A 22 anni l’esordio sull’Unità con Staino, a 24 comincia l’avventura con Il Fatto, costellata di querele, accuse di sessismo e tanta libertà. «La nostra società non è sufficientemente in grado di leggere e capire un discorso satirico. Non è capace di fare una riflessione più profonda, che abbia un secondo livello di lettura. In Francia invece questa cosa la posseggono da molto tempo. Il brutto quindi è non essere capiti neppure da persone intelligenti e di cultura. Il bello è… la stessa cosa».

Mario Natangelo in un ritratto di Andrea D’Elia
Non si è fatto mancare nulla Mario Natangelo: giornalista professionista, vignettista e disegnatore di strip e fumetti, giramondo e autore di personalissimi reportage grafici che realizza durante i suoi innumerevoli viaggi. Insomma uno che si sceglie la sua vita, rinunciando a una laurea in Giurisprudenza a tre esami dal traguardo. Ma, come accade a coloro che con la satira pungono il potere, non si è fatto mancare neppure querele e processini dell’Ordine dei Giornalisti. Non ultima l’offensiva della Presidente del Consiglio e famiglia al completo.

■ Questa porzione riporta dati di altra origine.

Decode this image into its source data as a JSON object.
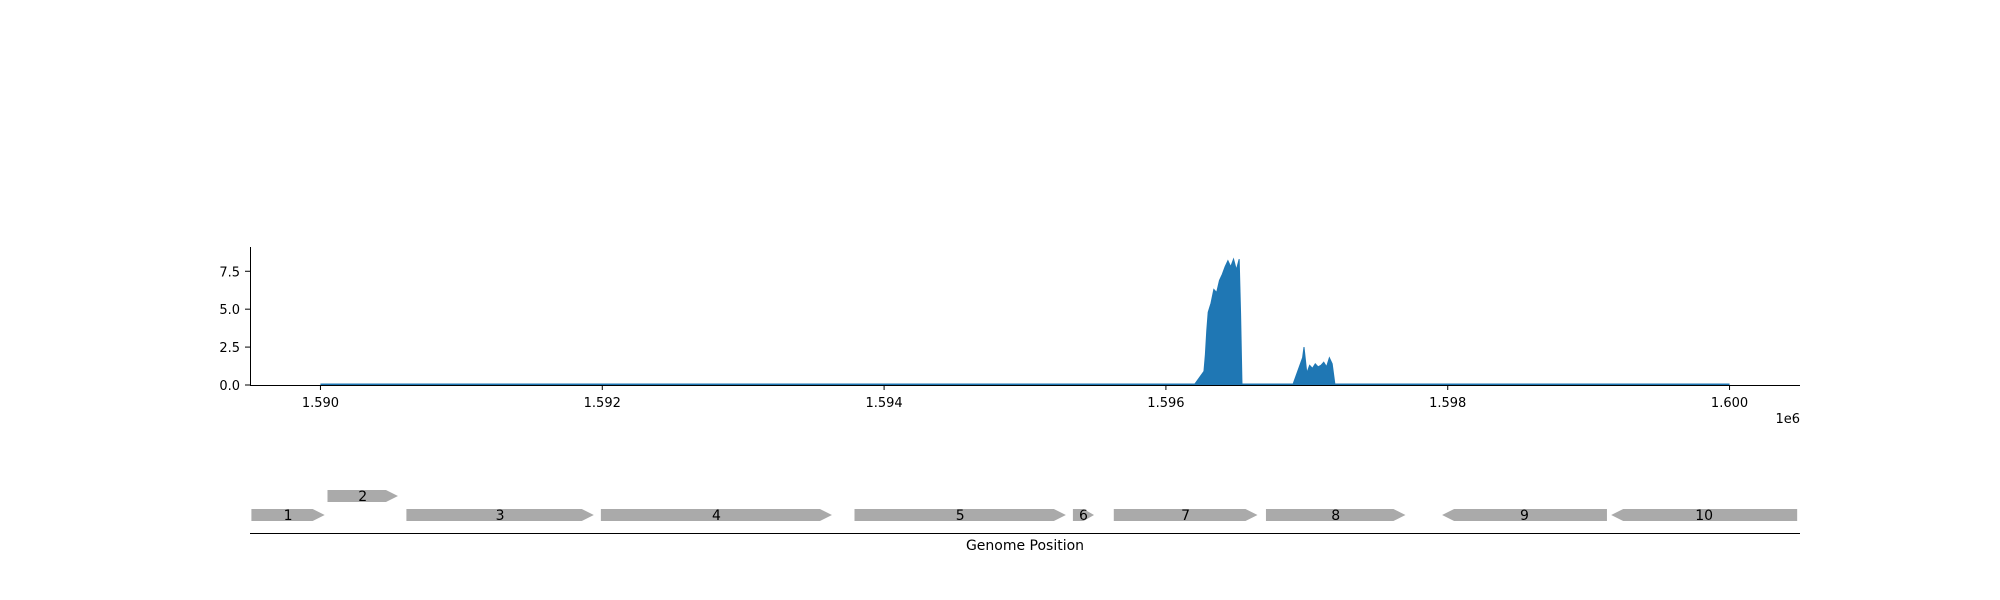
{
  "chart_data": [
    {
      "type": "area",
      "title": "",
      "xlabel": "",
      "ylabel": "",
      "x_offset_label": "1e6",
      "xlim": [
        1.5895,
        1.6005
      ],
      "ylim": [
        0,
        9.1
      ],
      "x_ticks": [
        {
          "value": 1.59,
          "label": "1.590"
        },
        {
          "value": 1.592,
          "label": "1.592"
        },
        {
          "value": 1.594,
          "label": "1.594"
        },
        {
          "value": 1.596,
          "label": "1.596"
        },
        {
          "value": 1.598,
          "label": "1.598"
        },
        {
          "value": 1.6,
          "label": "1.600"
        }
      ],
      "y_ticks": [
        {
          "value": 0.0,
          "label": "0.0"
        },
        {
          "value": 2.5,
          "label": "2.5"
        },
        {
          "value": 5.0,
          "label": "5.0"
        },
        {
          "value": 7.5,
          "label": "7.5"
        }
      ],
      "grid": false,
      "color": "#1f77b4",
      "x": [
        1.59,
        1.5962,
        1.59627,
        1.59628,
        1.59629,
        1.5963,
        1.59632,
        1.59634,
        1.59636,
        1.59638,
        1.5964,
        1.59642,
        1.59644,
        1.59646,
        1.59648,
        1.5965,
        1.59652,
        1.59653,
        1.59654,
        1.5969,
        1.59697,
        1.59698,
        1.597,
        1.59702,
        1.59704,
        1.59706,
        1.59708,
        1.5971,
        1.59712,
        1.59714,
        1.59716,
        1.59718,
        1.5972,
        1.6
      ],
      "y": [
        0.0,
        0.0,
        0.9,
        2.0,
        3.6,
        4.8,
        5.4,
        6.3,
        6.1,
        6.9,
        7.3,
        7.8,
        8.2,
        7.8,
        8.3,
        7.6,
        8.3,
        4.7,
        0.0,
        0.0,
        1.8,
        2.5,
        0.8,
        1.3,
        1.1,
        1.4,
        1.2,
        1.3,
        1.5,
        1.2,
        1.8,
        1.4,
        0.0,
        0.0
      ]
    },
    {
      "type": "gene-track",
      "xlabel": "Genome Position",
      "xlim": [
        1.5895,
        1.6005
      ],
      "genes": [
        {
          "label": "1",
          "start": 1.58951,
          "end": 1.59003,
          "strand": "+",
          "row": 0
        },
        {
          "label": "2",
          "start": 1.59005,
          "end": 1.59055,
          "strand": "+",
          "row": 1
        },
        {
          "label": "3",
          "start": 1.59061,
          "end": 1.59194,
          "strand": "+",
          "row": 0
        },
        {
          "label": "4",
          "start": 1.59199,
          "end": 1.59363,
          "strand": "+",
          "row": 0
        },
        {
          "label": "5",
          "start": 1.59379,
          "end": 1.59529,
          "strand": "+",
          "row": 0
        },
        {
          "label": "6",
          "start": 1.59534,
          "end": 1.59549,
          "strand": "+",
          "row": 0
        },
        {
          "label": "7",
          "start": 1.59563,
          "end": 1.59665,
          "strand": "+",
          "row": 0
        },
        {
          "label": "8",
          "start": 1.59671,
          "end": 1.5977,
          "strand": "+",
          "row": 0
        },
        {
          "label": "9",
          "start": 1.59796,
          "end": 1.59913,
          "strand": "-",
          "row": 0
        },
        {
          "label": "10",
          "start": 1.59916,
          "end": 1.60048,
          "strand": "-",
          "row": 0
        }
      ],
      "color": "#aaaaaa"
    }
  ]
}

Lo intervistiamo quando è appena rientrato dal Messico portandosi dietro il suo nuovo diario illustrato che, come ci racconta, è una cosa che appartiene solo a lui e difficilmente sarà mai pubblicato.
A 22 anni esordivi a L’Unità e a 24 eri nella squadra del Fatto Quotidiano già dal primo numero e, ora che ne hai 39, hai già collezionato un bel po’ di querele per le tue vignette di satira politica. Insomma sei tra i pochi giovani vignettisti in un Paese per vecchi. È solo un caso?
Penso invece che questo è dovuto al fatto che si siano ulteriormente ridotti gli spazi. Quando ho cominciato io c’era un maggiore fermento. Ma ricordo anche che i miei coetanei, o anche disegnatori più grandi di me, si lamentavano perché ritenevano che non ci fosse abbastanza spazio. D’altra parte i quotidiani erano occupati da vignettisti di grosso calibro, disegnatori storici con un’età decisamente più avanzata. Lo spazio per gli esordienti era di fatto nullo. La fortuna mia è stata la nascita di un nuovo giornale proprio quando potevo formarmi come vignettista. Il Fatto Quotidiano mi ha dato un lavoro e mi ha formato.
Ma avevi cominciato come freelance collaborando con L’Unità, sull’inserto satirico Emme, diretto da Sergio Staino. Come anche la collaborazione a Smemoranda o la travagliata collaborazione con Tempi, il settimanale cattolico vicino a Comunione e Liberazione. In quest’ultima esperienza ti cacciarono loro o sei andato via per tua scelta?
Beh quella è una storia molto successiva (era il 2017, n.d.r.). Io già lavoravo a Il Fatto Quotidiano. Alessandro Giuli, il direttore della rivista Tempi, persona decisamente di destra, mi fece una corte spietata. Mi chiamava continuamente e io non davo la mia disponibilità. Poi ci furono i buoni uffici di Vincino a convincermi di accettare. Lui già collaborava con loro e mi disse testualmente “vai tranquillo, vedrai che ti daranno libertà”. Del resto aggiungere un po’ di quattrini da un giornale di destra non mi dispiaceva. Perciò concordiamo sul compenso, sul contratto ma non funziona. Io, per mio spirito, vado dritto su argomenti che evidentemente non erano ben accetti.
Gli proponevi vignette decisamente anticlericali.
E i promotori della rivista, che poi erano quella roba là, Comunione e Liberazione, premevano per il mio allontanamento. Ad onore del vero e del direttore Giuli devo dirti che lui mi ha pubblicato finchè ha potuto. Poi, a un certo punto mi ha detto: “non posso”. E io ho replicato che finiva lì.